I know I shouldn’t be sad. But I am.
My child text me from their dad’s house earlier to tell me they were going to be a big sibling. I burst into tears.
I’m happy for them, I really am.
I’m sad for me and my husband. We’ve been TTC for 2 years with no luck at all. I have PCOS and it’s been a rollercoaster of emotions the last 2 years. We’ve done everything we can without medical intervention to conceive and each month has been utter heartbreak for us.
I guess it’s jealousy more than anything. I can’t be truly happy for my child to be a big sibling because I’m not the one making them a big sibling. How awful is that? I shouldn’t be feeling like this at all, I feel like a horrible person for even thinking this.
I have an appointment with a doctor next week but now I don’t know if I should go because I don’t want to turn my child’s world upside down with another sibling if they’re already having one from his dad’s side.
I’ve been crying for an hour and I have no one to talk to – or at least no one I want to bother with this. My mom told me I should be happy for them and my husband is out for the night so I don’t want to disturb him with my silly, irrational feelings.

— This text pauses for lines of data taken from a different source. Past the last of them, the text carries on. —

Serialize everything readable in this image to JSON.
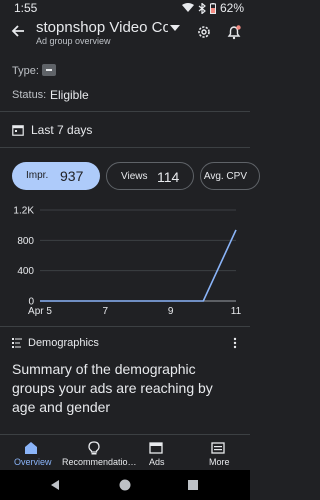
{
  "status_bar": {
    "time": "1:55",
    "battery": "62%"
  },
  "app_bar": {
    "title": "stopnshop Video Cor",
    "subtitle": "Ad group overview"
  },
  "info": {
    "type_label": "Type:",
    "status_label": "Status:",
    "status_value": "Eligible"
  },
  "date_range": {
    "label": "Last 7 days"
  },
  "metrics": [
    {
      "name": "Impr.",
      "value": "937"
    },
    {
      "name": "Views",
      "value": "114"
    },
    {
      "name": "Avg. CPV"
    }
  ],
  "chart_data": {
    "type": "line",
    "x": [
      "Apr 5",
      "Apr 6",
      "Apr 7",
      "Apr 8",
      "Apr 9",
      "Apr 10",
      "Apr 11"
    ],
    "y": [
      0,
      0,
      0,
      0,
      0,
      0,
      937
    ],
    "x_tick_labels": [
      "Apr 5",
      "7",
      "9",
      "11"
    ],
    "y_tick_labels": [
      "0",
      "400",
      "800",
      "1.2K"
    ],
    "ylim": [
      0,
      1200
    ],
    "color": "#8ab4f8",
    "grid": true
  },
  "demographics": {
    "label": "Demographics",
    "summary": "Summary of the demographic groups your ads are reaching by age and gender"
  },
  "bottom_nav": [
    {
      "label": "Overview",
      "icon": "home-icon",
      "active": true
    },
    {
      "label": "Recommendatio…",
      "icon": "lightbulb-icon",
      "active": false
    },
    {
      "label": "Ads",
      "icon": "ads-icon",
      "active": false
    },
    {
      "label": "More",
      "icon": "more-icon",
      "active": false
    }
  ],
  "colors": {
    "background": "#202124",
    "accent": "#8ab4f8",
    "chip_selected": "#aecbfa",
    "battery_alert": "#f28b82"
  }
}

Anyway, that’s just my “off my chest” moment. I really hope this sadness and jealousy passes soon.
Comments
Sending you virtual hugs. Totally understand the pain and feelings. A dear friend of mine recently announced their pregnancy. My husband was afraid to upset by telling me. We just had our 2nd miscarriage in a row. I hemorrhaged both times and got very sick so my husband doesn’t want to try again. Luckily we have a child together already. But that child doesn’t erase the loss. And great news for others can still sometimes feel bitter sweet.
Your feelings are rational and normal. I’m so sorry, anyone in your shoes would feel that way. Don’t beat yourself up over normal, human emotions.

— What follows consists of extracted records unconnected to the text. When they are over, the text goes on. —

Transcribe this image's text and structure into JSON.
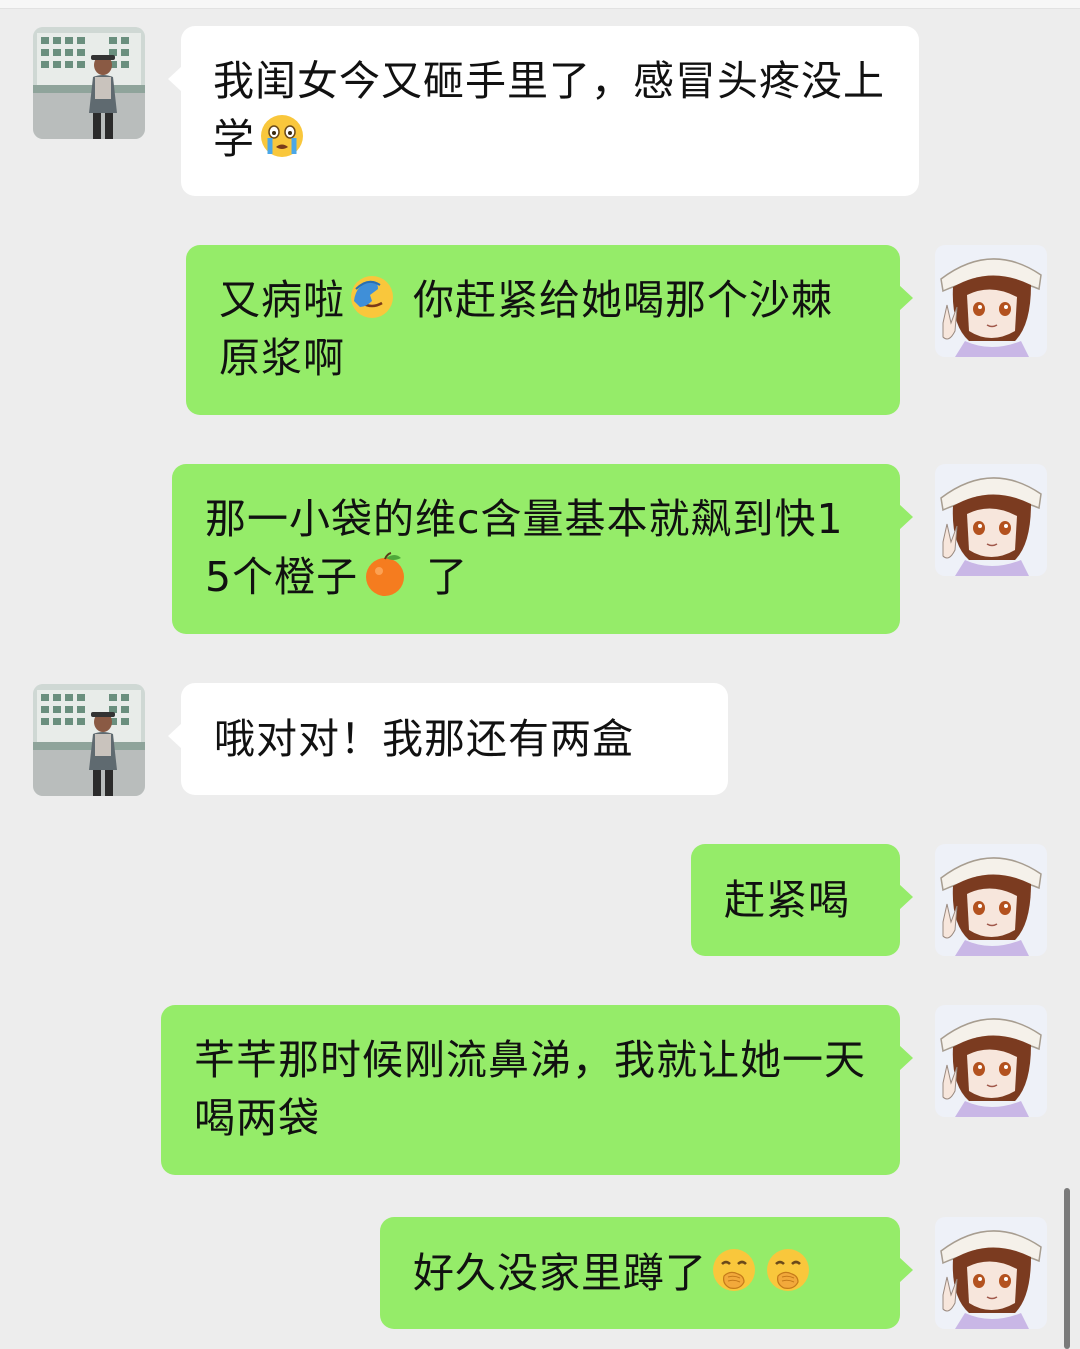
{
  "messages": [
    {
      "side": "in",
      "parts": [
        "我闺女今又砸手里了，感冒头疼没上学",
        "loudly-crying-emoji"
      ]
    },
    {
      "side": "out",
      "parts": [
        "又病啦",
        "face-palm-emoji",
        " 你赶紧给她喝那个沙棘原浆啊"
      ]
    },
    {
      "side": "out",
      "parts": [
        "那一小袋的维c含量基本就飙到快15个橙子",
        "orange-emoji",
        " 了"
      ]
    },
    {
      "side": "in",
      "parts": [
        "哦对对！我那还有两盒"
      ]
    },
    {
      "side": "out",
      "parts": [
        "赶紧喝"
      ]
    },
    {
      "side": "out",
      "parts": [
        "芊芊那时候刚流鼻涕，我就让她一天喝两袋"
      ]
    },
    {
      "side": "out",
      "parts": [
        "好久没家里蹲了",
        "hand-over-mouth-emoji",
        "hand-over-mouth-emoji"
      ]
    }
  ],
  "m": {
    "m1": {
      "t1": "我闺女今又砸手里了，感冒头疼没上学",
      "e1": "loudly-crying-emoji"
    },
    "m2": {
      "t1": "又病啦",
      "e1": "face-palm-emoji",
      "t2": " 你赶紧给她喝那个沙棘原浆啊"
    },
    "m3": {
      "t1": "那一小袋的维c含量基本就飙到快15个橙子",
      "e1": "orange-emoji",
      "t2": " 了"
    },
    "m4": {
      "t1": "哦对对！我那还有两盒"
    },
    "m5": {
      "t1": "赶紧喝"
    },
    "m6": {
      "t1": "芊芊那时候刚流鼻涕，我就让她一天喝两袋"
    },
    "m7": {
      "t1": "好久没家里蹲了",
      "e1": "hand-over-mouth-emoji",
      "e2": "hand-over-mouth-emoji"
    }
  },
  "avatars": {
    "contact": "contact-avatar",
    "self": "self-avatar"
  },
  "colors": {
    "background": "#ededed",
    "incoming_bubble": "#ffffff",
    "outgoing_bubble": "#95ec69"
  }
}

The key is to do what you’re doing and fake it to your kid. It’s one of the hardest parts of parenting and you’re killing it.
Your husband may also feel bad because your ex could give you a baby and he hasn’t. That would also be normal, but it’s no one’s fault.
You have to live your life. Go to that appointment
Hey be kind to yourself it’s not easy going through this. You’re just feeling down due to what’s been going on ur personal life. And definitely see the doctor to see if you can have another baby it’s not confusing or won’t make your child’s world upside down at all the more siblings the better right?
You’re allowed to feel the sadness. Let yourself cry but don’t let it consume you, this isn’t what you want your child to see. I will send positive thoughts into the universe for you and your family.
You’re not a horrible person at all.. your feelings are completely valid! Like, it’s okay to feel both happy for your child and heartbroken for yourself. Please don’t think you’re being irrational~ and maybe open up to your husband once he is home. Sending you hugs!
i just wanna say i have siblings on both sides i love equally! so just keep trying!
So you shouldn’t try for another kid because his dad is? OK.
The fact that you feel bad for having those feelings means you’re not a bad person at all. You’re a human being with self awareness and that’s more than most people have. Let yourself feel the feels, but just remember you’re not in competition with anyone else! Go to your appointment, let them know how you’re feeling, and go from there. There are so many ways to help with having a baby these days if you really really really want one, and there is a lot more access to mental health help if you need someone to talk to about this than there ever used to be…
And big sibling will more than likely be okay with two new lil bubs if that’s how it ends up working out!
Hugs from afar!
You can be happy for someone while being sad for yourself.
We tried for 5 years and it wasn’t until we said not trying anymore and we got our son then when he was 5 months we got another. We are very blessed and they are healthy kids.
Go to appointment and see what is said. Your second guessing because your conflicted.
Hugs babes 💖
Go to your appointment. You and current hubby shouldn’t stop trying, unless the 2 of you choose not to.